Глаза у Василия блеснули озорно, рот искривился. Версень на миг речь потерял, потом вдруг сорвался, откинул посох в сторону, подскочил к великому князю, кукиш ему под нос тычет, кричит, пеной зашёлся:
— На-кось, Васька, выкуси! Постыло мне всё! Терпим твоё самовольство, а ты нас бесчестишь? Мы бояре, не холопы! Слышь, Василий, бояре!
Ахнули бояре. А великий князь побледнел, глаза округлились. Сграбастал Версеня за полы шубы, затряс:
— Вона ты каков, холоп! Давно приглядываюсь к тебе. И, оттолкнув, повернулся к страже:
— Эй, кнутьём его! В пыточную!
— Казни, казни, сила твоя! Но по какому праву? — тряс кулаком боярин.
У Василия глаза кровью налились, возопил:
— В железо его! Почто медлите?
Накинулись на Версеня дворяне, свалили, поволокли.
Василий долго отдышивался, потом отёр ладонью запотевший лоб, обвёл всех тяжёлым взглядом, остановился на Степанке. У того от страха ноги преломились, упал на колени. Василий довольно подумал: «Пускай зрят князья и бояре, как государя привечать надо». А вслух сказал:
— Ты, холоп, чаю, не оглох, слыхал мои слова. Быть боярской дочери Аграфене твоей женой, а ко всему вотчину ослушника Версеня тоже тебе отдаю во владение. Служи мне, государю и великому князю, как и все дворяне служат, по совести.
* * *
Стрелой, пущенной из лука, вырвалась из-за Перекопа двадцатитысячная орда и через окраинные степи понеслась на Русь. Едва успели казачьи дозоры уведомить московских воевод, как орда степь перевалила, Мценск пожгла, к Туле устремилась.
Наперерез орде спешила конная и пешая рать воевод Воротынского и молодого Одоевского. Не захотели князья давать крымцам встречного боя, решили дождаться, когда орда в обратный путь кинется.
Московские полки на подбор, воин к воину. Огневого наряда стволов на полсотни. Удивляются ратники: «Уж не в Крым ли направляемся, а ордынцы безнаказно туляков грабят». Уразумели, когда в лесу засадой сели. Тут же, рядом с пешими воинами, пушкари. Конные полки в стороне укрылись. Им велено в бой встревать, когда крымцы побегут.
Молодой воевода Одоевский волнуется. Ну как не этой дорогой пойдут крымцы, тогда рухнет замысел. Но князь Воротынский посмеивается: «Нет у них иного пути. Эта дорога самая ближняя в Крым, и орда ею пойдёт».
Выждали.
Орда ворочалась без предосторожности, в скоплении. Подпустили их русские ратники вплотную, и ударили пушки и пищали. Кинулись из лесу пешие воины. Смешалось всё в жестокой рукопашной.

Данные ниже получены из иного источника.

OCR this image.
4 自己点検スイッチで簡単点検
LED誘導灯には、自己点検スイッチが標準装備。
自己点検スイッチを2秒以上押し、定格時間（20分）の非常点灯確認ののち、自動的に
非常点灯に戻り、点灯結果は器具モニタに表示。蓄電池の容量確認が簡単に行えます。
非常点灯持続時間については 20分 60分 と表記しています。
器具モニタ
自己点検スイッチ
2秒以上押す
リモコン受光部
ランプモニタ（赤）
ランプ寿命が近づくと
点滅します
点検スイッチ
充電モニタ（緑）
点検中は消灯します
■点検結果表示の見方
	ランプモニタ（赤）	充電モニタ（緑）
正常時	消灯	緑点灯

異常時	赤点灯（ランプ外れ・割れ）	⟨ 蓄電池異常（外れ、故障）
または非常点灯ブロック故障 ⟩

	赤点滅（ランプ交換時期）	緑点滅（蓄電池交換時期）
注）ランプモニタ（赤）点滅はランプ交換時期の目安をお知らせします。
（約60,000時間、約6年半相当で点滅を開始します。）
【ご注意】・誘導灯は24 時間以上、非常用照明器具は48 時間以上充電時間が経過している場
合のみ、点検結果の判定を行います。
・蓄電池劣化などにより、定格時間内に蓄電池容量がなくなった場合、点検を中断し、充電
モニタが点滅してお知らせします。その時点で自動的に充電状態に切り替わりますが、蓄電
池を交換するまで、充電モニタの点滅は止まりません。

Бросились ордынцы в обход на другую дорогу, а навстречу им конные полки москвичей. Схлестнулись и погнали, избивая.
Немногим более половины крымцев прорвалось в степь, ушло от погони.
Но тут, наперехват им, подминая высокую траву, вынеслась лава черкасских и каневских казаков, взяла в сабли.

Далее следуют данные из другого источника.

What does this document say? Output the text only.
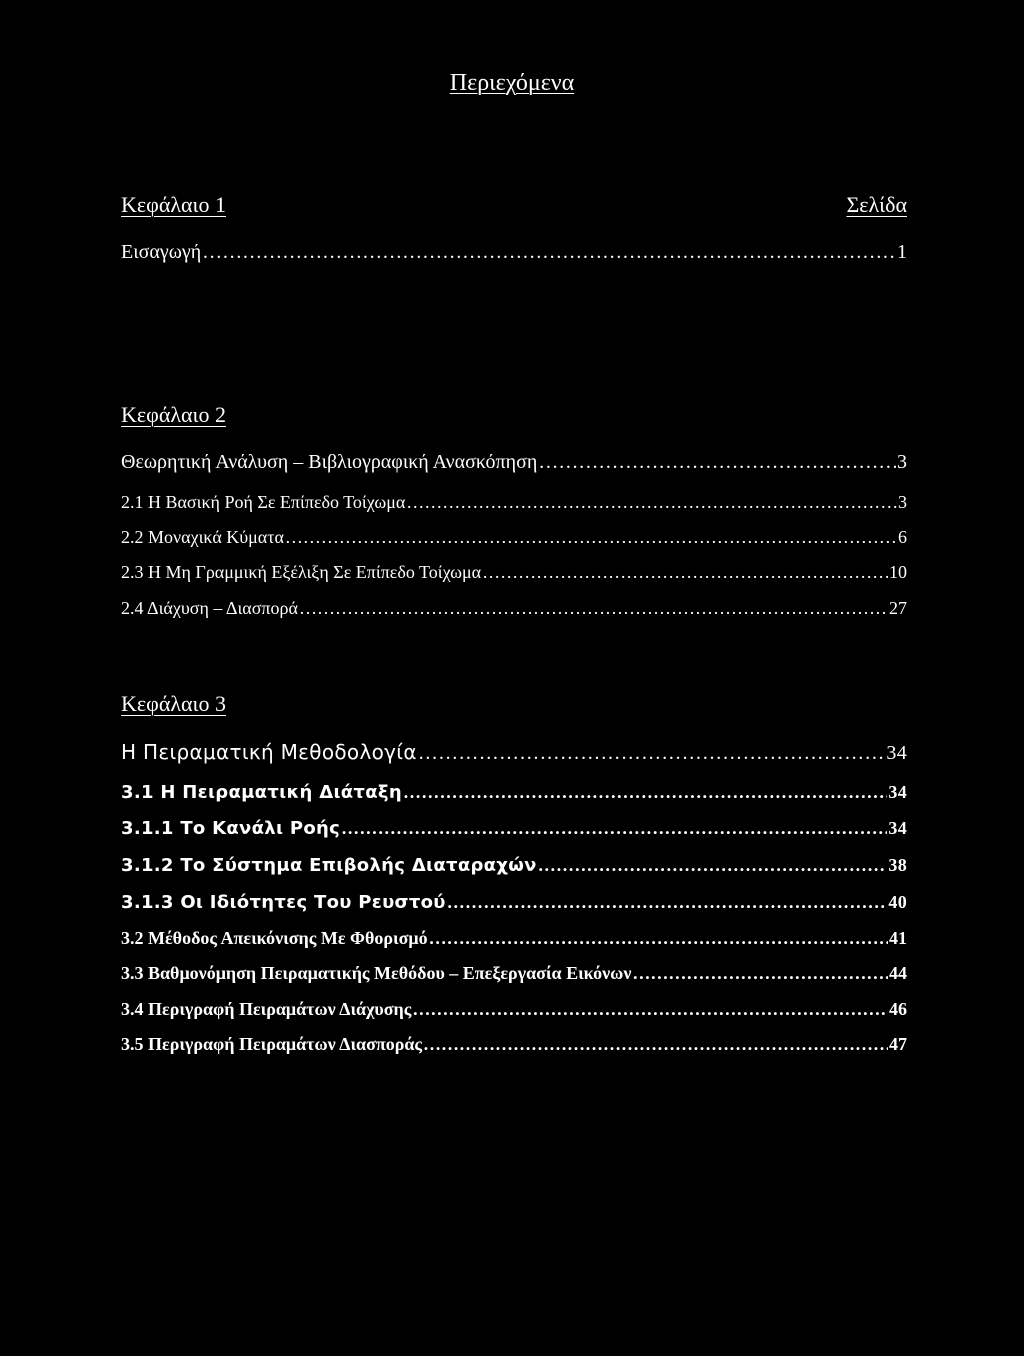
Περιεχόμενα
Κεφάλαιο 1	Σελίδα
Εισαγωγή ……………………………………………………………………………………………………………………………………………………………………………………………………………………………………	1
Κεφάλαιο 2
Θεωρητική Ανάλυση – Βιβλιογραφική Ανασκόπηση ……………………………………………………………………………………………………………………………………………………………………………………………………………………………………	3
2.1 Η Βασική Ροή Σε Επίπεδο Τοίχωμα ……………………………………………………………………………………………………………………………………………………………………………………………………………………………………	3
2.2 Μοναχικά Κύματα ……………………………………………………………………………………………………………………………………………………………………………………………………………………………………	6
2.3 Η Μη Γραμμική Εξέλιξη Σε Επίπεδο Τοίχωμα ……………………………………………………………………………………………………………………………………………………………………………………………………………………………………	10
2.4 Διάχυση – Διασπορά ……………………………………………………………………………………………………………………………………………………………………………………………………………………………………	27
Κεφάλαιο 3
Η Πειραματική Μεθοδολογία ……………………………………………………………………………………………………………………………………………………………………………………………………………………………………	34
3.1 Η Πειραματική Διάταξη ……………………………………………………………………………………………………………………………………………………………………………………………………………………………………	34
3.1.1 Το Κανάλι Ροής ……………………………………………………………………………………………………………………………………………………………………………………………………………………………………	34
3.1.2 Το Σύστημα Επιβολής Διαταραχών ……………………………………………………………………………………………………………………………………………………………………………………………………………………………………	38
3.1.3 Οι Ιδιότητες Του Ρευστού ……………………………………………………………………………………………………………………………………………………………………………………………………………………………………	40
3.2 Μέθοδος Απεικόνισης Με Φθορισμό ……………………………………………………………………………………………………………………………………………………………………………………………………………………………………	41
3.3 Βαθμονόμηση Πειραματικής Μεθόδου – Επεξεργασία Εικόνων ……………………………………………………………………………………………………………………………………………………………………………………………………………………………………	44
3.4 Περιγραφή Πειραμάτων Διάχυσης ……………………………………………………………………………………………………………………………………………………………………………………………………………………………………	46
3.5 Περιγραφή Πειραμάτων Διασποράς ……………………………………………………………………………………………………………………………………………………………………………………………………………………………………	47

Мало кто из двадцатитысячной орды уцелел в том бою…
Где дорога на Смоленск? Смоленск — наша отчая земля. Выше государя не мни! Казачья измена. «Инок я, не князь». Новый хан. Не молви слова государю поперёк! Магмет-Гирей ведёт крымцев на Москву. Боярская грамота хану. Орда уходит с Руси.
Король и великий князь Сигизмунд ехал из Городца в Полоцк.
Когда-то, более пяти веков назад, дорогой из Великого Новгорода в Киев вёл свою дружину Владимир, сын храброго Святослава и рабыни Малуши. Осадил Владимир Полоцк. Силой взял себе в жёны княжну полоцкую Рогнеду.
Терзали Русь княжьи усобицы, не было меж князьями согласия, и Чингисхан и Батый разорили Русь. С той поры многие русские города — Киев и Туров, Полоцк и Витебск, Орша и Смоленск — попали под власть короля Польского и великого князя Литовского…
Король назначил в Полоцке сбор литовского воинства.
Дождя давно не было, и пыль клубится, повисла на дороге сплошной завесой. Сигизмунд устал, потное тело чешется, и король раздражённо думает, что война с Москвой непредвиденно затянулась и проходит неудачно. Василий оказался упрямым, а все надежды разжечь вражду между ним и братьями, Юрием и Семёном, не сбылись. Запугал их великий князь.
Московское войско хоть и потерпело поражение у Орши, но Смоленск удержало, и воевода Шуйский крепко засел в нём.
Не доезжая до Полоцка, король заночевал в лесной деревне. Наскоро приготовили избу, проветрили, выскоблили до желтизны дубовый стол, зажгли свечи.
— Покличь гетманов и маршалков, — сказал Сигизмунд дворецкому и развернул нарисованную на пергаменте карту.
В открытую настежь дверь едва пахнуло свежим ветром. Качнулось пламя свечей.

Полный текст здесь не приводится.